845. Longest Mountain in Array

Description

You may recall that an array arr is a mountain array if and only if:

arr.length >= 3
There exists some index i (0-indexed) with 0 < i < arr.length - 1 such that:
- arr[0] < arr[1] < ... < arr[i - 1] < arr[i]
- arr[i] > arr[i + 1] > ... > arr[arr.length - 1]

Given an integer array arr, return the length of the longest subarray, which is a mountain.

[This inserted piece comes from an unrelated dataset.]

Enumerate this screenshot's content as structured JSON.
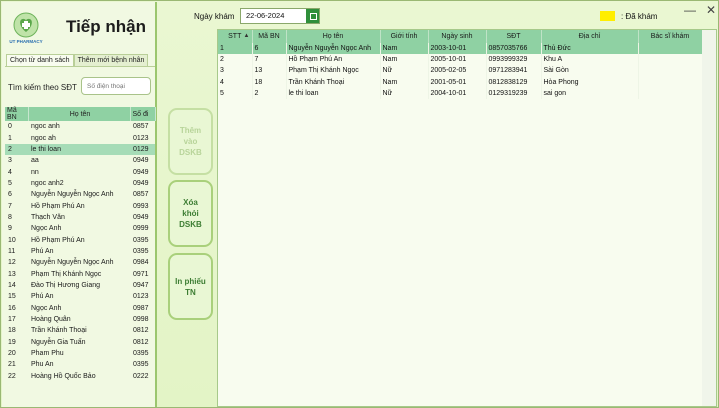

Return 0 if there is no mountain subarray.

Example 1:

Input: arr = [2,1,4,7,3,2,5]
Output: 5
Explanation: The largest mountain is [1,4,7,3,2] which has length 5.

Example 2:

Input: arr = [2,2,2]
Output: 0
Explanation: There is no mountain.

Constraints:

1 <= arr.length <= 10⁴
0 <= arr[i] <= 10⁴

Follow up:

Can you solve it using only one pass?
Can you solve it in O(1) space?

Solution

longest-mountain-in-array.py

class Solution:
    def longestMountain(self, A):
        up, down = [0] * len(A), [0] * len(A)
        for i in range(1, len(A)):
            if A[i] > A[i - 1]: up[i] = up[i - 1] + 1
        for i in range(len(A) - 1)[::-1]:
            if A[i] > A[i + 1]: down[i] = down[i + 1] + 1
        return max([u + d + 1 for u, d in zip(up, down) if u and d] or [0])